Friday, June 12, 2009

Things That Go Bump in the Night

Worse, things that go "munch" in the night! Since the two or three night raids on the gardens a couple of weeks back we haven't had any more trouble, although something upended and emptied a neighbour's recycling fountain a few nights ago, and the pump burned out.

The big live catch trap has been sitting about six feet from the back end of our trailer for those couple of weeks, and hadn't caught anything. That changed at 11:45 last night when we heard a clang! and some very vigorous cage rattling.
We couldn't see what was in the trap from inside so we got the flashlight and went outside to have a look.

Here ya go... although this was taken this morning. I'd say a 10-12 pound raccoon. It snarled and growled and threatened and we decided to go in and leave it in peace. But the racket would have awakened any dead who happened to be nearby. So, with hopes that it (and we) might sleep if it had a full stomach I cut a half of a sweet potato into strips, opened a five ounce can of turkey and giblets cat food and took it outside. Though the coon threatened to do me serious injury I managed to poke the sweet potato strips inside and spoon the cat food through the wire onto the metal floor.

The cage had a 1/4 thick piece of plywood laid over the floor, about 12" x 20". We could hear the raccoon ripping this plywood apart as it growled. Eventually I heard munching and the scent of sweet potato drifted through the window. Things got a bit (but not a lot) quieter.
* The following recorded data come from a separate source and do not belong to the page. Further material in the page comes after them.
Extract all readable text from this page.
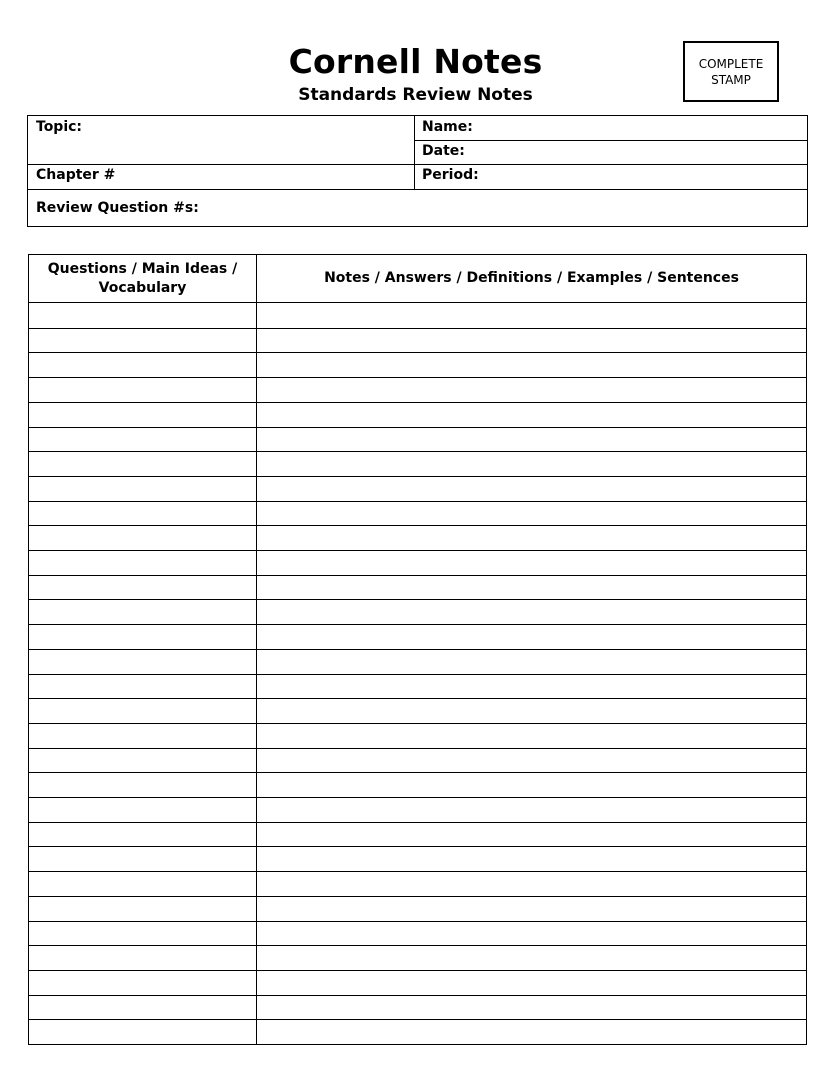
Cornell Notes
Standards Review Notes
COMPLETE
STAMP
Topic:	Name:
Date:
Chapter #	Period:
Review Question #s:
Questions / Main Ideas / Vocabulary
Notes / Answers / Definitions / Examples / Sentences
We closed the window and turned on the fan to mask the noise, and at about 2:30 I finally went to sleep.

This morning when I went out at 7:00 the coon was sound asleep in her cage. She woke as I approached, but didn't growl at me. I took a couple of pictures and fed it more sweet potato and cat food. Also tried to give it water, as I imagine ripping up that much plywood would work up a powerful thirst.

Catherine arrived and covered the cage with an old sheet, and as the sun moved around, she moved the cage to a sheltered, shady position while we waited for the fellow to arrive to pick the coon up for relocation. He came, rebaited the trap, put down a new plywood floor and said we may catch this one's mate.
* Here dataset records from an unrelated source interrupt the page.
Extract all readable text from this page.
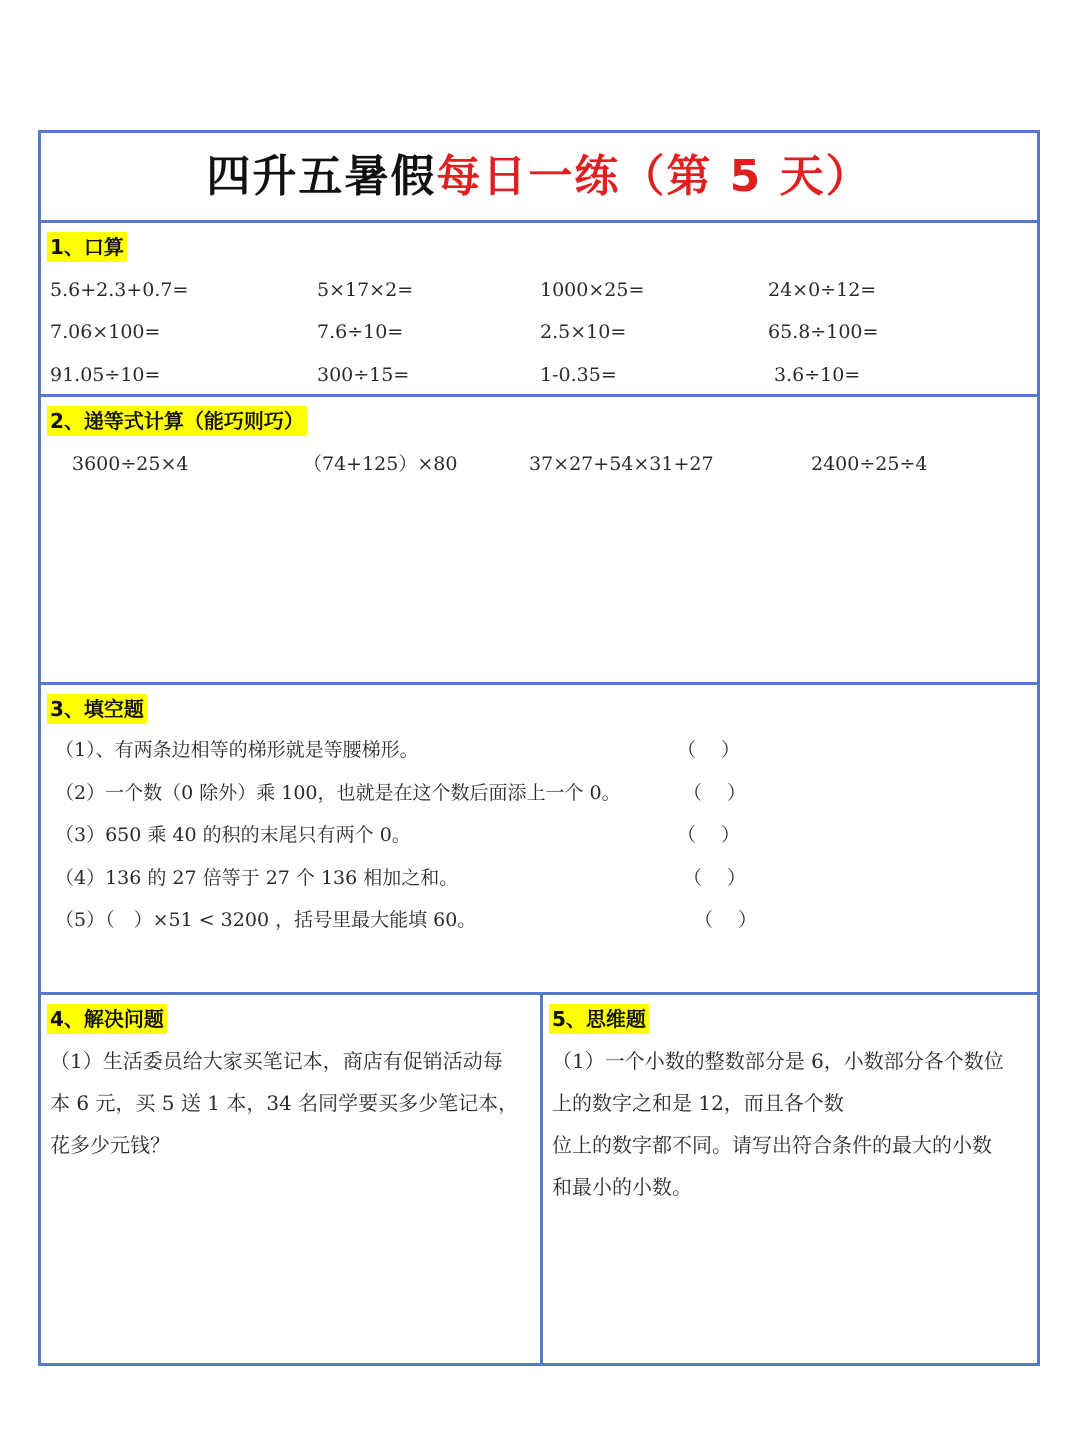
四升五暑假每日一练（第 5 天）
1、口算
5.6+2.3+0.7=	5×17×2=	1000×25=	24×0÷12=
7.06×100=	7.6÷10=	2.5×10=	65.8÷100=
91.05÷10=	300÷15=	1-0.35=	3.6÷10=
2、递等式计算（能巧则巧）
3600÷25×4	（74+125）×80	37×27+54×31+27	2400÷25÷4
3、填空题
（1）、有两条边相等的梯形就是等腰梯形。	（　 ）
（2）一个数（0 除外）乘 100，也就是在这个数后面添上一个 0。	（　 ）
（3）650 乘 40 的积的末尾只有两个 0。	（　 ）
（4）136 的 27 倍等于 27 个 136 相加之和。	（　 ）
（5）（　）×51 < 3200 ，括号里最大能填 60。	（　 ）
4、解决问题
（1）生活委员给大家买笔记本，商店有促销活动每
本 6 元，买 5 送 1 本，34 名同学要买多少笔记本，
花多少元钱？
5、思维题
（1）一个小数的整数部分是 6，小数部分各个数位
上的数字之和是 12，而且各个数
位上的数字都不同。请写出符合条件的最大的小数
和最小的小数。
The one we caught is a female, and he said he could tell she'd had kits this year. While she may not have any surviving kits I hate the thought of little baby coons on their own too early. They might be weaned by now, but would be easy prey for the coyotes, eagles and hawks. Still there's no way you can allow a coon to roam a campground like this. It's too dangerous for tenters, and the pets people tie and leave while they go to the beach or town. Nature and man collide violently all the time, sadly. While the Mama coon will be relocated to a lake farther up in the mountains, all we can hope now is that the young ones will follow her scent here and be caught themselves, so they can be reunited.